Identity stream (Face Former): A 512‑dimensional ID embedding from ArcFace is transformed into learnable query tokens that attend to every U‑Net layer via cross‑attention, ensuring global identity consistency.

Detail stream (ReferenceNet): A trainable replica of the U‑Net receives the 512×512 source latent via spatial‑attention, injecting fine‑grained texture into the main network.

Plug‑and‑Play Temporal Consistency Module (FusionTVO)

During training, a temporal attention layer improves frame‑wise stability, but long‑video generation still suffers from jitter. FusionTVO splits the video into overlapping segments, assigns fusion weights to each segment, and blends the overlapping regions. A total‑variation loss in latent space suppresses unnecessary inter‑frame fluctuations, while background latents from the target image replace non‑facial regions at each denoising step.

Quantitative Evaluation

The authors evaluated DynamicFace on FaceForensics++ (FF++) and FFHQ, comparing against six state‑of‑the‑art face‑swapping methods: Deepfakes, FaceShifter, MegaFS, SimSwap, DiffSwap and Face Adapter. For each test video, 10 random frames were sampled for image‑level metrics and 60 consecutive frames for video‑level metrics, all at 512×512 resolution using official weights or public inference scripts.

DynamicFace achieved the highest scores on both identity retrieval and mouth‑&‑eye motion consistency, demonstrating superior preservation of identity and accurate motion reconstruction.

Ablation Studies

Four condition types (background, expression, illumination, shape‑pose normal map) were individually removed from the full model. Results on FF++ showed that each condition contributes uniquely: background ensures environmental consistency, expression locks micro‑movements, illumination maintains lighting harmony, and shape‑pose maps guarantee geometric fidelity. Removing any condition caused measurable degradation in the corresponding metric.

Additional ablations confirmed the necessity of both the Face Former and ReferenceNet modules—joint inclusion markedly improves identity injection performance. Likewise, the motion module and FusionTVO each provide clear gains in temporal consistency and overall video quality.

Qualitative Results

Visual comparisons illustrate that DynamicFace preserves facial shape, texture, expression and pose while maintaining background continuity. GAN‑based baselines produce blurry or identity‑drifted results; diffusion‑based baselines achieve higher resolution but suffer from inconsistent motion. DynamicFace’s fine‑grained condition injection yields coherent expression, eye‑gaze and pose across frames.
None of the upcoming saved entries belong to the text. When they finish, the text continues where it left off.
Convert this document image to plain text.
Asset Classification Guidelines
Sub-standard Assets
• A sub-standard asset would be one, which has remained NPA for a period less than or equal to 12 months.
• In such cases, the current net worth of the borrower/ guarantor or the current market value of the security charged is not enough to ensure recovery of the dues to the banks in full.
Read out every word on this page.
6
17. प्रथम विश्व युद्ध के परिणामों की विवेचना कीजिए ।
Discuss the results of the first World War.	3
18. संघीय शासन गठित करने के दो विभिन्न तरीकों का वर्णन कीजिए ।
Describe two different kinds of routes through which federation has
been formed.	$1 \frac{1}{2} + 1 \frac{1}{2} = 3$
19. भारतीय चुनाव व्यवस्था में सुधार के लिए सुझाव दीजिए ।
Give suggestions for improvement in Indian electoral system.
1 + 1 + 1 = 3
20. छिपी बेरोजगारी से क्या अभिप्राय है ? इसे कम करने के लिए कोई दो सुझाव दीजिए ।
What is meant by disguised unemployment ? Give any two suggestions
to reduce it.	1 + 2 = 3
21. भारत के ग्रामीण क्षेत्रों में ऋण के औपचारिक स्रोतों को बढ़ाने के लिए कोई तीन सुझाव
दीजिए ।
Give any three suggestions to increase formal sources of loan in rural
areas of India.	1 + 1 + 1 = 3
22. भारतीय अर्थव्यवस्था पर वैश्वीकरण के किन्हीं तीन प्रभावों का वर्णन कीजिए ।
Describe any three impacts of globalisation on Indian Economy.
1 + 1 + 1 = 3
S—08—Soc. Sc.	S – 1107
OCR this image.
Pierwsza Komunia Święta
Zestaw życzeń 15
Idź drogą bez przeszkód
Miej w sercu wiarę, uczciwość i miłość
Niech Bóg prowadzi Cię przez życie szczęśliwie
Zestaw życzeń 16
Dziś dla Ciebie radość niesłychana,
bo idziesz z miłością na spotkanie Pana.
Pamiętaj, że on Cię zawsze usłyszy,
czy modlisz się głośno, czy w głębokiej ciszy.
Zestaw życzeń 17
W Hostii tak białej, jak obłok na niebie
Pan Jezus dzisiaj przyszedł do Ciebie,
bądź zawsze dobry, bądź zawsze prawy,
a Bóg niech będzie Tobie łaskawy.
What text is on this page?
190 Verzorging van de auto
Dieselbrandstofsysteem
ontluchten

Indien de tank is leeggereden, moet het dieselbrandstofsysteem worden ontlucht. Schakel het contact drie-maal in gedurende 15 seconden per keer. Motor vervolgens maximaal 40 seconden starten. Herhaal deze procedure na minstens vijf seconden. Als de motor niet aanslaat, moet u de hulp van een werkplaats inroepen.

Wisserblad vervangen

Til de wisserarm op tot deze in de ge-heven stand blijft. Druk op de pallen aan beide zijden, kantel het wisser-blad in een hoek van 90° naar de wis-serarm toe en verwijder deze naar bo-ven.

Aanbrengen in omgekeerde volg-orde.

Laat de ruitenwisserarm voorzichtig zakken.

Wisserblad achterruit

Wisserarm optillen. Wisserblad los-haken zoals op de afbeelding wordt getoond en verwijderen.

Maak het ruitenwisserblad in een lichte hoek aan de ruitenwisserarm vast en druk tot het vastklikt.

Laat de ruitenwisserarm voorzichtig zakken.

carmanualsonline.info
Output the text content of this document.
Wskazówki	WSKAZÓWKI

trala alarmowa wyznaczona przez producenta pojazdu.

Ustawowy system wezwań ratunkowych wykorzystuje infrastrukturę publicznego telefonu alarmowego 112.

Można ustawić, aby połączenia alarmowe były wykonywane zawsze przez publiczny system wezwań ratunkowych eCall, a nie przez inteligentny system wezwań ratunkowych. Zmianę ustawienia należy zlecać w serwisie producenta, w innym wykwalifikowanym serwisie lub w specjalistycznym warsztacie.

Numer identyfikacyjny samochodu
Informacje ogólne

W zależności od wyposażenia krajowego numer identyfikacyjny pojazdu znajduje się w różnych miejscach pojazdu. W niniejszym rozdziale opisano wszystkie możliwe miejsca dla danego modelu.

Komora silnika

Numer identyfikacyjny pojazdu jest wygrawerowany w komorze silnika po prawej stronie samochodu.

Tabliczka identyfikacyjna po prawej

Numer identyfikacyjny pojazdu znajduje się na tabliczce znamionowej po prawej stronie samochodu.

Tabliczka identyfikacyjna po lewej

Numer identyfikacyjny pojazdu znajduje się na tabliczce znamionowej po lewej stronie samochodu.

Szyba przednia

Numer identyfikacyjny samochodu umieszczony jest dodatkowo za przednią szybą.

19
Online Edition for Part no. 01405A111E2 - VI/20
Further examples show post‑processing applications such as identity‑preserving body‑driven generation, where DynamicFace significantly improves face‑ID consistency and expression control.

DynamicFace therefore provides a scalable, controllable face‑swapping solution that outperforms current SOTA in identity fidelity, motion consistency and overall video quality, and its modular condition design offers a promising direction for future controllable AIGC research.